DD. Da mesma forma, um adquirente a título gratuito não será tributado a esse respeito, pois não demonstrou capacidade contributiva alguma, o que não invalida que não lhe seja cobrado Imposto de Selo, mas que no caso estava isento pela redacção da lei à data dos factos.

EE. Em conclusão, quando há lugar ao pagamento de mais valias, na essência, o objecto de tributação é a capacidade contributiva de que dispõe o contribuinte em causa. Importa, pois, liquidar o imposto pelo valor real pelo qual entrou.

FF. Como tal, se é esse, para o efeito, o valor representativo da Capacidade Contributiva do sujeito para aquele negócio, há de sê-lo também, e não outro, na liquidação de todos os impostos que se lhe seguirem (nomeadamente, em sede de IRS, na categoria G).

GG. Os impugnantes, ora recorrentes, receptores de uma doação, não podem ser prejudicados por uma mais valia calculada sobre uma capacidade contributiva de que não dispõe.

HH. Em conclusão, divergimos da sentença com o decidido quanto à interpretação que faz relativamente ao segundo vício identificado pela sentença, porquanto, entendemos que existe clara violação do princípio da capacidade contributiva.

Da ausência de base legal

II. Na data da doação - 2 de Junho de 2006 - e sem qualquer alteração desde 2003, o precito normativo do art.º 45.º CIRS, não permitia base legal para justificar a incidência em sede de IRS, porquanto aquele normativo manteve-se desde 2003 constante no sentido de determinar que, nos ganhos sujeitos a IRS, considera-se valor de aquisição a título gratuito, o valor que haja sido considerado para efeito de liquidação do imposto sobre as sucessões e doações e não sobre o imposto de selo.

Da disposição no art.º 28.º do Decreto Lei 287/2003, de 12 de Novembro
JJ. O tribunal a quo entendeu que, apesar dos n. 1 e 2 do art.º 45.º CIRS, na redacção aplicável à data dos factos, se reportar ao Imposto sobre Sucessões e Doações, o disposto no art.º 28.º do Decreto Lei 287/2003, de 12 de Novembro, assim como uma interpretação actualista da Lei, impõe que se releve a reforma da tributação do património introduzida por aquele diploma, pelo que se deverá entender a alusão àquele imposto como sendo ao Imposto de Selo, tal como referido no RIT.

KK. A entrada em vigor de uma nova lei, em particular uma que reforma o património e que extingue o muito antigo imposto sobre sucessões e doações, tem um efeito público de criação de expectativas jurídicas, que não pode ser defraudado com uma remissão que afinal defrauda as legitimas expectativas.

LL. Essas expectativas são de certeza e segurança jurídica do estado "Pai" quando anuncia uma nova legislação que, no caso, extingue o imposto sobre sucessões e doações.

MM. Citando o Acórdão n.º287/90 do Tribunal constitucional, de 30 de Outubro, o Tribunal estabeleceu já os limites do princípio da protecção da confiança na ponderação da eventual inconstitucionalidade de normas dotadas de "retroactividade inautêntica, retrospectiva".

NN. Neste caso, à semelhança do que sucede agora, tratava-se da aplicação de uma lei nova a factos novos havendo, todavia, um contexto anterior à ocorrência do facto que criava, eventualmente, expectativas jurídicas.

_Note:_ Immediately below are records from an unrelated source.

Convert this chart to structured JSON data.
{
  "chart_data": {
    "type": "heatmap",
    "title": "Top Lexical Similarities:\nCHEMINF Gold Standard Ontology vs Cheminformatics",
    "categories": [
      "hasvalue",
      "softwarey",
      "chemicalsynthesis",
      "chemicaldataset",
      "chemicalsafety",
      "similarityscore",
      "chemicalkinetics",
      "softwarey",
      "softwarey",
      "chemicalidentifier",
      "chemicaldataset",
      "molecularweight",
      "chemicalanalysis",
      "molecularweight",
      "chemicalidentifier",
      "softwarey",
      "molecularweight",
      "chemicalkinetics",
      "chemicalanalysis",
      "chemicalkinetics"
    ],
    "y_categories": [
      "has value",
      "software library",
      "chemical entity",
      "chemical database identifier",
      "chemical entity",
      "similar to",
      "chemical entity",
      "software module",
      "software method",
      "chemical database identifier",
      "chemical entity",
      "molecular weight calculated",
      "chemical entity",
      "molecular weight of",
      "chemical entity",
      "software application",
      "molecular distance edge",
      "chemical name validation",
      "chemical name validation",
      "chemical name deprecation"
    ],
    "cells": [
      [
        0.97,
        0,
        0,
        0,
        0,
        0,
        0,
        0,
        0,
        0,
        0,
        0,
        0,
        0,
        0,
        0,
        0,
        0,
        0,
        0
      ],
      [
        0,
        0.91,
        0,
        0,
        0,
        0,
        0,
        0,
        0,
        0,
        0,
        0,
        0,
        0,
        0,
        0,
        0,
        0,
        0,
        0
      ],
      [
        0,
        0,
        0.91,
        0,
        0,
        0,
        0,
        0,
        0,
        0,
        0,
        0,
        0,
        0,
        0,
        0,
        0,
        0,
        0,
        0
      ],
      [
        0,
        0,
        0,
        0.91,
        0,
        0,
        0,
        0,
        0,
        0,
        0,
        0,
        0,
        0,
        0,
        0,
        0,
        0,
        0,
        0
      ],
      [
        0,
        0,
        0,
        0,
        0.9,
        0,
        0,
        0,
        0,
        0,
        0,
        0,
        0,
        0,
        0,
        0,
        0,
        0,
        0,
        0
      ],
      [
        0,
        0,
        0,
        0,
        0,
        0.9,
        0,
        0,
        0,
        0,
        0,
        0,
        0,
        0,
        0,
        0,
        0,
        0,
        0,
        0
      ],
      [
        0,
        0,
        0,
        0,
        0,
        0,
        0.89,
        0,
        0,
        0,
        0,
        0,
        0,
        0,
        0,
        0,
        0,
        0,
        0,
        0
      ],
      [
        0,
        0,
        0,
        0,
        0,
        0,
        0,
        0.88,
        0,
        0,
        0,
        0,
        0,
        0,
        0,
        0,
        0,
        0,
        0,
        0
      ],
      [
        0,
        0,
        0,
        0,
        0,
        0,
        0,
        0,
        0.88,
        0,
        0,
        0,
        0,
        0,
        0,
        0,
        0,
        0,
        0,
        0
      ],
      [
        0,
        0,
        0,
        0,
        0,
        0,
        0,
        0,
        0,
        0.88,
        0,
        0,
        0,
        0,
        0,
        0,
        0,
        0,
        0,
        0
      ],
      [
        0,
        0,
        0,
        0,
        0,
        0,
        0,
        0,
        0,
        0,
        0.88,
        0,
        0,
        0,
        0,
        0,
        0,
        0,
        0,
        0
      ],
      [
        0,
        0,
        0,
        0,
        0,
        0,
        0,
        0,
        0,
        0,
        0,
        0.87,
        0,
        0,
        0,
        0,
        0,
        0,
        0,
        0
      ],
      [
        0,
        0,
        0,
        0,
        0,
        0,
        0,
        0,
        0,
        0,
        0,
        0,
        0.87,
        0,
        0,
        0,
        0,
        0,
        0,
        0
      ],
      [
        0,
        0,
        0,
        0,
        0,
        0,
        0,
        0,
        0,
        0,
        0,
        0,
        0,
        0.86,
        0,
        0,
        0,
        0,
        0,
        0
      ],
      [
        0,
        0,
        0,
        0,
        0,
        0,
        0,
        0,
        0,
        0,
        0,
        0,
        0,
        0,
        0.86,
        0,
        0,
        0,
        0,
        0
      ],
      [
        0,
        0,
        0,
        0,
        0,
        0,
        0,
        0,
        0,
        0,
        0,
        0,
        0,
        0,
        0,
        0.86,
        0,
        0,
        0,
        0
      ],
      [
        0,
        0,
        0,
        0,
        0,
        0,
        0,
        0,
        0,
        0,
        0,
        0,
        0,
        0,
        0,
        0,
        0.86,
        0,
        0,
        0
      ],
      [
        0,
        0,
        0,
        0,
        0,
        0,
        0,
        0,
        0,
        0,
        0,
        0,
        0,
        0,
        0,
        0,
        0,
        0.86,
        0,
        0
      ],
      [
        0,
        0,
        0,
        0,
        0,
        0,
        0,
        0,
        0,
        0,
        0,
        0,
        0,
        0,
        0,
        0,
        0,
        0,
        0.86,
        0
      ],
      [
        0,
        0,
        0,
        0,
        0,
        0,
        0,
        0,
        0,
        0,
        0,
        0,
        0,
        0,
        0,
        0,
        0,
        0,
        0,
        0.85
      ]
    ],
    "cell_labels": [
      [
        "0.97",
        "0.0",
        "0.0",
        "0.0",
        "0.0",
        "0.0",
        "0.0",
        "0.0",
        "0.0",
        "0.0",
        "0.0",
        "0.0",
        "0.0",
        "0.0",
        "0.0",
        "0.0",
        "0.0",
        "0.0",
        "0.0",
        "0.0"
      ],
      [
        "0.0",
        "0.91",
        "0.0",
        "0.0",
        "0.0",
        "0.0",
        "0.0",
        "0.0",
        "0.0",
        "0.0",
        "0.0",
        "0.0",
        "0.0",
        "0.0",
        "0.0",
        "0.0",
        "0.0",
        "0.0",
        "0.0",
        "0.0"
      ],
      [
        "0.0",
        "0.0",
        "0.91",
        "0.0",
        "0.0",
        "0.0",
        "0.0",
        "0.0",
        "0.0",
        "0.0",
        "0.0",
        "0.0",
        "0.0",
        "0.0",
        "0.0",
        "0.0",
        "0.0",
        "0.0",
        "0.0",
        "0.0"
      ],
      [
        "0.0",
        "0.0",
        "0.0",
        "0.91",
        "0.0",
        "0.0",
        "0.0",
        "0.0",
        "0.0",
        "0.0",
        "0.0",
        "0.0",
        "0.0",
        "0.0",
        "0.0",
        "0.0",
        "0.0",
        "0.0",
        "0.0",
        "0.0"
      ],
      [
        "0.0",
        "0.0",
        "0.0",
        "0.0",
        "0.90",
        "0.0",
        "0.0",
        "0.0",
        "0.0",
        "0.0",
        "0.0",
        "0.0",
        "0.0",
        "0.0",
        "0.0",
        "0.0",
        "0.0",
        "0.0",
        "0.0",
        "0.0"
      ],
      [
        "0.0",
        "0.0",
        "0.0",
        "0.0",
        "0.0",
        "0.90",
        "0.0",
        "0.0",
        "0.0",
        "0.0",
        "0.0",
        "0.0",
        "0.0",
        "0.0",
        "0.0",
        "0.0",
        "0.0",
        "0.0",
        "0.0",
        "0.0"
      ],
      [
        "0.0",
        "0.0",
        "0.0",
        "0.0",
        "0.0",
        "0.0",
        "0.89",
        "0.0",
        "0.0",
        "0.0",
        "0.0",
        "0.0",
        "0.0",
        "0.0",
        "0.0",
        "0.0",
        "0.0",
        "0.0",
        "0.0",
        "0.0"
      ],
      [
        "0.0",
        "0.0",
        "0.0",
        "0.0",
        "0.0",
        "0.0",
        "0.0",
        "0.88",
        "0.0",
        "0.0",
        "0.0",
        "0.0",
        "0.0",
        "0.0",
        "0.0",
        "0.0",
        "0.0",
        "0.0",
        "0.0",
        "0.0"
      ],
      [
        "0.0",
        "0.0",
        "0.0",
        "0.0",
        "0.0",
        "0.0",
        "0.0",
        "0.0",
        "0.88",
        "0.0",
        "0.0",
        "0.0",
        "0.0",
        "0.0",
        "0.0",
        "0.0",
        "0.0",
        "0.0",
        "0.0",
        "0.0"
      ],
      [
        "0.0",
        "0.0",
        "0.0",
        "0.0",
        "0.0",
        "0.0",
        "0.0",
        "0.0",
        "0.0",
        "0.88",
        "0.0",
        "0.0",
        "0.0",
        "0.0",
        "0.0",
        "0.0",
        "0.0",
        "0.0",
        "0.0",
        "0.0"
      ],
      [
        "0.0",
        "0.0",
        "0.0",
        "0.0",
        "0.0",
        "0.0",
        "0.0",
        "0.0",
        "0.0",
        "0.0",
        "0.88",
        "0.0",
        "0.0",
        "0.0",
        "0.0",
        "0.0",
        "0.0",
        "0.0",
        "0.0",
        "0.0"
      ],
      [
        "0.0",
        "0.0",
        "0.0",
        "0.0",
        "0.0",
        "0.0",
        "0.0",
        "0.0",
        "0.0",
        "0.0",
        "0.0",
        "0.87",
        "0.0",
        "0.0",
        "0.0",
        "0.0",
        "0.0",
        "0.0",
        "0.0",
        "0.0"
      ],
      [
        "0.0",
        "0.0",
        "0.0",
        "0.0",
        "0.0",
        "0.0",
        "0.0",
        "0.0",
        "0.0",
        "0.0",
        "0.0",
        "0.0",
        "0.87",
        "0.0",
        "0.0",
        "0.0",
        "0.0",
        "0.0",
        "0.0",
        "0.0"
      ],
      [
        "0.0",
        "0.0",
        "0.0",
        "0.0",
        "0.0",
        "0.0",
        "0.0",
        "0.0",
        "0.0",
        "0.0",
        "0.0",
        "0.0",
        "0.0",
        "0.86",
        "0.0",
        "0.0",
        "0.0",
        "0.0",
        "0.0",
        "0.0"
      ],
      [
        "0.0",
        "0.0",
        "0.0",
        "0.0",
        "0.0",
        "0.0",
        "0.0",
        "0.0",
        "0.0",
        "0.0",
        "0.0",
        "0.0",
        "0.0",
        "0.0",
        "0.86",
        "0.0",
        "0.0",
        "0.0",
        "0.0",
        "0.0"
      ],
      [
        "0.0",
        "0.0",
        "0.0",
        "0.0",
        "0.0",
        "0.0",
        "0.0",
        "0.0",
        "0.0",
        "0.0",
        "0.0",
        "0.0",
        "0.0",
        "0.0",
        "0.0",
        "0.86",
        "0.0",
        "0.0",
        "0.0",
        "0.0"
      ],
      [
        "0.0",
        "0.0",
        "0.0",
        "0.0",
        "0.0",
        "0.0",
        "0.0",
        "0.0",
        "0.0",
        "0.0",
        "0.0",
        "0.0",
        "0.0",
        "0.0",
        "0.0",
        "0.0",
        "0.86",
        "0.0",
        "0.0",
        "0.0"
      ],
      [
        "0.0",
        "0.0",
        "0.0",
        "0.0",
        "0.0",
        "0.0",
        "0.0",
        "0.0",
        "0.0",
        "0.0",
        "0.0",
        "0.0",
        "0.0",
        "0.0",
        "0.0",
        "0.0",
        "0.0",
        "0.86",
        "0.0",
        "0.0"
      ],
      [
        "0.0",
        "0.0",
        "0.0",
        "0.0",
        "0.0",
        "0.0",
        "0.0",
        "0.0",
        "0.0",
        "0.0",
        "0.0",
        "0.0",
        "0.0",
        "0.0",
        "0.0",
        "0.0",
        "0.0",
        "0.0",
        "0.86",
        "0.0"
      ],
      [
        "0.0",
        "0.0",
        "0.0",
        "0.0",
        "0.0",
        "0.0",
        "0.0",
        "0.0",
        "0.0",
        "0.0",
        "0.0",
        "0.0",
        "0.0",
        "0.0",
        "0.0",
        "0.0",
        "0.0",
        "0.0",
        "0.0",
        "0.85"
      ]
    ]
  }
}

Foi neste aresto ainda que o Tribunal procedeu à distinção entre o tratamento que deveria ser dado aos casos de "retroactividade autêntica" e o tratamento a conferir aos casos de "retroactividade inautêntica" que seriam, disse-se, tutelados apenas à luz do princípio da confiança enquanto decorrência do princípio do Estado de direito consagrado no artigo 2.º da Constituição.

OO. De acordo com esta jurisprudência sobre o princípio da segurança jurídica na vertente material da confiança, para que esta última seja tutelada é necessário que se reúnam dois pressupostos essenciais:
a) a afectação de expectativas, em sentido desfavorável, será inadmissível, quando constitua uma mutação da ordem jurídica com que, razoavelmente, os destinatários das normas dela constantes não possam contar; e ainda
b) quando não for ditada pela necessidade de salvaguardar direitos ou interesses constitucionalmente protegidos que devam considerar-se prevalecentes (deve recorrer-se, aqui, ao princípio da proporcionalidade, explicitamente consagrado, a propósito dos direitos, liberdades e garantias, no n.º 2 do artigo 18.º da Constituição).

PP. Os dois critérios enunciados (e que são igualmente expressos noutra jurisprudência do Tribunal) são, no fundo, reconduzíveis a quatro diferentes requisitos ou "testes". Para que para haja lugar à tutela jurídico-constitucional da "confiança" é necessário, em primeiro lugar, que o Estado (mormente o legislador) tenha encetado comportamentos capazes de gerar nos privados "expectativas" de continuidade; depois, devem tais expectativas ser legítimas, justificadas e fundadas em boas razões; em terceiro lugar, devem os privados ter feito planos de vida tendo em conta a perspectiva de continuidade do "comportamento "estadual; por último, é ainda necessário que não ocorram razões de interesse público que justifiquem, em ponderação, a não continuidade do comportamento que gerou a situação de expectativa.

QQ. Este princípio postula, pois, uma ideia de protecção da confiança dos cidadãos e da comunidade na estabilidade da ordem jurídica e na constância da actuação do Estado. Todavia, a confiança, aqui, não é uma confiança qualquer: se ela não reunir os quatro requisitos que acima ficaram formulados a Constituição não lhe atribui protecção.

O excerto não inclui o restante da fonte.